New in version 5.5.7 RC1 (November 29th, 2013)

  • CLI server:
  • Added some MIME types to the CLI web server (Chris Jones)
  • Implemented FR #65917 (getallheaders() is not supported by the built-in web server) also implements apache_response_headers() (Andrea Faulds)
  • Core:
  • Fixed bug #66094 (unregister_tick_function tries to cast a Closure to a string). (Laruence)
  • OPCache:
  • Fixed bug #66176 (Invalid constant substitution). (Dmitry)
  • Fixed bug #65915 (Inconsistent results with require return value). (Dmitry)
  • Fixed bug #65559 (Opcache: cache not cleared if changes occur while running). (Dmitry)
  • readline:
  • Fixed Bug #65714 (PHP cli forces the tty to cooked mode). (Remi)

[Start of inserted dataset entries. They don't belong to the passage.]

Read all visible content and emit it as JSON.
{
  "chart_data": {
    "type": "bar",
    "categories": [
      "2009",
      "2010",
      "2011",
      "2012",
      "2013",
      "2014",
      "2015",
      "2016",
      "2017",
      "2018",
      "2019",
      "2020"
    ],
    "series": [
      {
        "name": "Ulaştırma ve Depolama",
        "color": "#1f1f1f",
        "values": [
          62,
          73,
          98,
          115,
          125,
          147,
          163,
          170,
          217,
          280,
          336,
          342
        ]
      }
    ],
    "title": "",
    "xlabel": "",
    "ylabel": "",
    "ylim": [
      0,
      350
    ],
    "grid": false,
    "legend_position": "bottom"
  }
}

New in version 5.5.6 (November 14th, 2013)

  • Core:
  • Improved performance of array_merge() and func_get_args() by eliminating useless copying.
  • Fixed bug #65947 (basename is no more working after fgetcsv in certain situation).
  • Fixed bug #65939 (Space before ";" breaks php.ini parsing).
  • Fixed bug #65911 (scope resolution operator - strange behavior with $this).
  • Fixed bug #65936 (dangling context pointer causes crash).
  • FPM:
  • Changed default listen() backlog to 65535.
  • MySQLi:
  • Fixed bug #66043 (Segfault calling bind_param() on mysqli).
  • OPCache:
  • Increased limit for opcache.max_accelerated_files to 1,000,000.
  • Fixed issue #115 (path issue when using phar).
  • Fixed issue #149 (Phar mount points not working with OPcache enabled).
  • ODBC:
  • Fixed bug #65950 (Field name truncation if the field name is bigger than 32 characters).
  • PDO:
  • Fixed bug #66033 (Segmentation Fault when constructor of PDO statement throws an exception).
  • Fixed bug #65946 (sql_parser permanently converts values bound to strings).
  • Standard:
  • Fixed bug #64760 (var_export() does not use full precision for floating-point numbers).